What would be the right decision in Miami? To fire Sparano and start all over - or ride a waive of moment (assuming it's there) into next year with the embattled coach back for one more year?

Sprow makes a case that, despite what we as fans may think, if the Dolphins finish the year hot, and three straight wins followed by a one point loss to a probably playoff team seems to point to that happening, they should stick with Sparano and company.

By looking at the teams with the largest jump in wins from the first half of a season to the second half, and using data from the last 15-years, Sprow points out that those teams have averaged just 7.2 wins over the first season, but then jumped up to 9.2 wins the next year - a number that will increase this year assuming the Cowboys reach 10-wins.
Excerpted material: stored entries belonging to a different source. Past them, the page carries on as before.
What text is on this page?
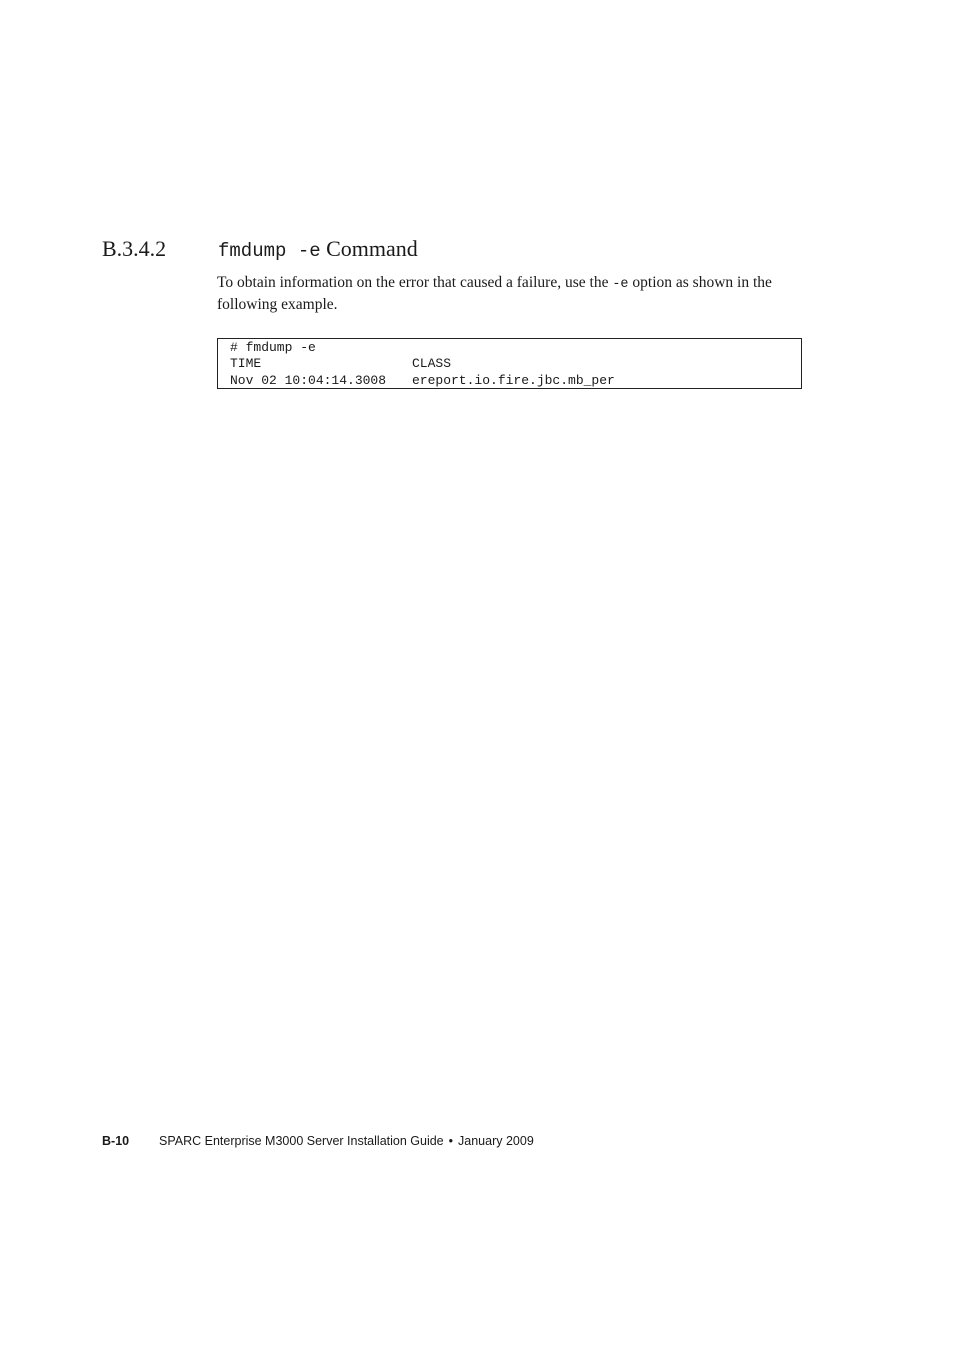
B.3.4.2	fmdump -e Command

To obtain information on the error that caused a failure, use the -e option as shown in the following example.

# fmdump -e
TIME	CLASS
Nov 02 10:04:14.3008 ereport.io.fire.jbc.mb_per
B-10 SPARC Enterprise M3000 Server Installation Guide • January 2009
And, the majority of the "win jumps" were 3-4 wins, which the Dolphins are already reaching.

Eight teams, over the fifteen years, made the jump into the double-digit win total, with only three of those teams making coaching changes. Two of those changes were the retirements of Bill Cowher in Pittsburgh, and Tony Dungy in Indianapolis.

As Sprow puts it, "Teams that were utter disasters to begin a year and showed a very high level of improvement do show a true carryover effect, if recent history is a guide. And it's not because they either found a new coach (most were the same coaches), or dramatically shifted their personnel."

So, maybe, if the Dolphins continue to play at a level where they are competing with some of the best teams in the NFL, and with Oakland, Philadelphia, Buffalo, New England, and the New York Jets they will have their chance, Tony Sparano being kept in place isn't such a bad thing. If the Dolphins can pull off a few more wins, that might actually be a consideration for owner Stephen Ross.